I know you're just acting out. I know you see my relationship with SMS and email. I know you're jealous. I know you're hurting. But they're just friends - I swear. It's just work messages! They'll never mean as much to me as you do. So let's talk about why you keep toying with my heart.
You've currently listed all of my contacts as "unavailable." Not even funny. You say you had nothing to do with this. But I'm not the unreasonable sort. I realize I'm a handful but for all 50 or so contacts to realize that and be "unavailable" to my shenanigans at the same time? Crazy talk. For funsies, I added myself from my work BB and lo and behold, I'm unavailable... to myself. That's thousands of therapy dollars right there, BBM. I hope you're happy.
Undaunted, I scrolled around to see what other sort of nonsense you're up to. And you never disappoint, do you? Hark, there's the same ten "Pending Contacts" - still pending authorization, still pending unavailibility since Tour has come into my life. It's your word against theirs but they maintain that they never received a request. Don't worry, baby. I know that this is simply not true. Why would you waste an opportunity for ten addition contacts to be unavailable to me?
Let's talk about the time you deleted all of my contacts. Really, BBSadist? Really? As much as I loved your "if I can't have you, no one can" tantrum, I'm not going to lie... I wanted to strangle that BlackBerry symbol right off of your smirky thought bubble. Sometimes I think you're woman because only a woman think about doing something so deliciously treacherous as to wipe my contact list. I'm plotting revenge but seriously? What am I going to do to you? Ping you to death? Yeah, you'd like that, wouldn't you? Douchenugget.
After that episode, I even thought about going to father Balsillie but his hands are pretty full with another Canada-hater in Bettman. Doesn't matter anyway, because what was the next thing that you did? Oh yes, you pulled the ol' MIA. You deleted yourself from my phone. You ran away and I was left with a sleepless night wondering where did you spend the night? Who's messages did you find comfort in? WHO DID YOU PING TO DEATH? Oh RIM, it hurts.

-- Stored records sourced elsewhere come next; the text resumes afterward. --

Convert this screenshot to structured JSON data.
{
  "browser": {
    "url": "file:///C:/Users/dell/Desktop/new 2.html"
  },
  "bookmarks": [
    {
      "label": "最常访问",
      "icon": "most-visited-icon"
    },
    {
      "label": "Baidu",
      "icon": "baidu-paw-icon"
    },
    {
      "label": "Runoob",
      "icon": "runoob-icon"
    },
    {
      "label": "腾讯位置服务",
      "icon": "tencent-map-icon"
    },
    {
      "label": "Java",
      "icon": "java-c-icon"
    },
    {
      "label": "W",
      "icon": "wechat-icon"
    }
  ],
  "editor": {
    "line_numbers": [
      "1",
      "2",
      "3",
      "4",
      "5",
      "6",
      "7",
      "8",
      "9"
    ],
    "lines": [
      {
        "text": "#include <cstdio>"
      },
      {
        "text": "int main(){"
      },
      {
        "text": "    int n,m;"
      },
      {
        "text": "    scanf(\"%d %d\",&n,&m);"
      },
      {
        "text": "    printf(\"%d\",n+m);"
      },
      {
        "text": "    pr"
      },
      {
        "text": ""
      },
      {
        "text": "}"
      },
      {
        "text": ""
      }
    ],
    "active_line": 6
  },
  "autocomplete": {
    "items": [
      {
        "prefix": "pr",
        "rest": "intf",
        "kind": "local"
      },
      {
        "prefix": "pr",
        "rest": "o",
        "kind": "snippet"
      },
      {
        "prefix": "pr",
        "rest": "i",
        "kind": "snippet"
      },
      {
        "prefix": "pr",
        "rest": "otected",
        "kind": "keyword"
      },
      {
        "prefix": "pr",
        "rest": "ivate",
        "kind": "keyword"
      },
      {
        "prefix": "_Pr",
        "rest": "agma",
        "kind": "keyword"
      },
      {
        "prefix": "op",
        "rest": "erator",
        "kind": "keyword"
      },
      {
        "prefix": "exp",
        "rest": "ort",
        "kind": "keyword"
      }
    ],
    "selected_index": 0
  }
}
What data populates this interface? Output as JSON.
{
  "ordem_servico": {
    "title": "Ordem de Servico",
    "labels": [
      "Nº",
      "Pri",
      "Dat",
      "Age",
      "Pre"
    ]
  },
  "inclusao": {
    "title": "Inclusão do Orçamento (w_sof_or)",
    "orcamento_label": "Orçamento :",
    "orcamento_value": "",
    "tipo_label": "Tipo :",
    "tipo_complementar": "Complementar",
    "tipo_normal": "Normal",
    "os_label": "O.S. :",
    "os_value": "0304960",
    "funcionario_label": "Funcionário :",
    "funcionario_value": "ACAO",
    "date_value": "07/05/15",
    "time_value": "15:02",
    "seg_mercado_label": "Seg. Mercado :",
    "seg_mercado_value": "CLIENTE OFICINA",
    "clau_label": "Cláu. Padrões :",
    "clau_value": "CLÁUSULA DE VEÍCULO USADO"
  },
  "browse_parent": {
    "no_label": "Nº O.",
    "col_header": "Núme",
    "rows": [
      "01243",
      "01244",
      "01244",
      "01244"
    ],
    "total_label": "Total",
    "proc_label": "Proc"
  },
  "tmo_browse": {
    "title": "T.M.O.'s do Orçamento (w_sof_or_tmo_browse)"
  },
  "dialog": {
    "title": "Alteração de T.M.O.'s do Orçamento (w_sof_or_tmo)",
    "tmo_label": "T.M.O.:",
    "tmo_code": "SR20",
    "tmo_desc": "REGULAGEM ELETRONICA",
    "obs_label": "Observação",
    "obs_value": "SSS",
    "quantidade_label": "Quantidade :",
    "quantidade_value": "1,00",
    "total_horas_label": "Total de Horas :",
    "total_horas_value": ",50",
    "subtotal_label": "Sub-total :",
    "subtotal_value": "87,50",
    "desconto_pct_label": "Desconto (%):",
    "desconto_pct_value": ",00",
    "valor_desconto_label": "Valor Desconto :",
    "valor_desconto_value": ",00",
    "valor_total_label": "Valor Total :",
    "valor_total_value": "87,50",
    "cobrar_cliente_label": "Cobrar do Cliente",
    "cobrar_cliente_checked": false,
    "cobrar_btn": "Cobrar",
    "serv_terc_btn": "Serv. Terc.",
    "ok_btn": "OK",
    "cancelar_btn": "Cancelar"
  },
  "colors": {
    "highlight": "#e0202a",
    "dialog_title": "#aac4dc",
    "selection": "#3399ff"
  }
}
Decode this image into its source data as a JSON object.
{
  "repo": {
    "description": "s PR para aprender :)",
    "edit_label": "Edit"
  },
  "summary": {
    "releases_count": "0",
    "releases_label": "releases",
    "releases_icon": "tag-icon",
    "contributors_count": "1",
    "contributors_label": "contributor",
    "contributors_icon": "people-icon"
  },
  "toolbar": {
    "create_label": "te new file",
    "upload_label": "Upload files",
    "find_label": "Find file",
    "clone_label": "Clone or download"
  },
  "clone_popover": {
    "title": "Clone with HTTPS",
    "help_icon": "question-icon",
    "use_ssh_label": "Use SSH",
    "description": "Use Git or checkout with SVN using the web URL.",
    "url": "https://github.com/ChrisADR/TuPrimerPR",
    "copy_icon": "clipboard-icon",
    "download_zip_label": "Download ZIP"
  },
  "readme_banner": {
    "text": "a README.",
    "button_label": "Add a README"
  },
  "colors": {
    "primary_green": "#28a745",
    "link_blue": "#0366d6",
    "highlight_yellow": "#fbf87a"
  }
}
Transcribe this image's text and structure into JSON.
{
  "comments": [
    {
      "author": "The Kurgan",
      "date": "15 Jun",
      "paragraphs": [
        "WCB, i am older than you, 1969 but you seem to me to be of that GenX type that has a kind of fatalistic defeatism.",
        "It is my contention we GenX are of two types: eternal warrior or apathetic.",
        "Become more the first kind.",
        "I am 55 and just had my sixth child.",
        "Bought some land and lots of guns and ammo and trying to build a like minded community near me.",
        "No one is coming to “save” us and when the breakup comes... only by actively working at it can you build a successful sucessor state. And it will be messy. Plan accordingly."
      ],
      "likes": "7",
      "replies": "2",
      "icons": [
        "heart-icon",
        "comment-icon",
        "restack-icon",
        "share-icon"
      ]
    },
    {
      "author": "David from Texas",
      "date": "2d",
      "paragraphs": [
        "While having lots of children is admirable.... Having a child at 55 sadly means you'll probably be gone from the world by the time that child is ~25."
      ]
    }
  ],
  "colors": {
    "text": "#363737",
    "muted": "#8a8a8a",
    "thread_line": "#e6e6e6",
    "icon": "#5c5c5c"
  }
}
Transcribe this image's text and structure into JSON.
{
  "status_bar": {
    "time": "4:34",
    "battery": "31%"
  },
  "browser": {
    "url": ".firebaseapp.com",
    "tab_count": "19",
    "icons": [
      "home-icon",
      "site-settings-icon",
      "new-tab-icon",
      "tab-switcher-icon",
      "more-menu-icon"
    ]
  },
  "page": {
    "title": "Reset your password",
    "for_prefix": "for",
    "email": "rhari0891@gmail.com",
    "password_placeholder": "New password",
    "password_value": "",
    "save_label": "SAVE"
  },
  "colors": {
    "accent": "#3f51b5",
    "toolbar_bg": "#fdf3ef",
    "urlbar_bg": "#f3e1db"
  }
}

Now, let's talk about your needless attention ***** tendancies. You know, the one where you perpetually have a little bubble saying "2 new messages" when you and I both know there isn't one. Remember? Unavailable contacts! You can't even keep up with your own tactics.
I hate that I love you, BBM. I hate that you know I'll never leave you for that **** SMS. And even though email's always trying to get his spam in my box... er, nevermind. You're jealous enough.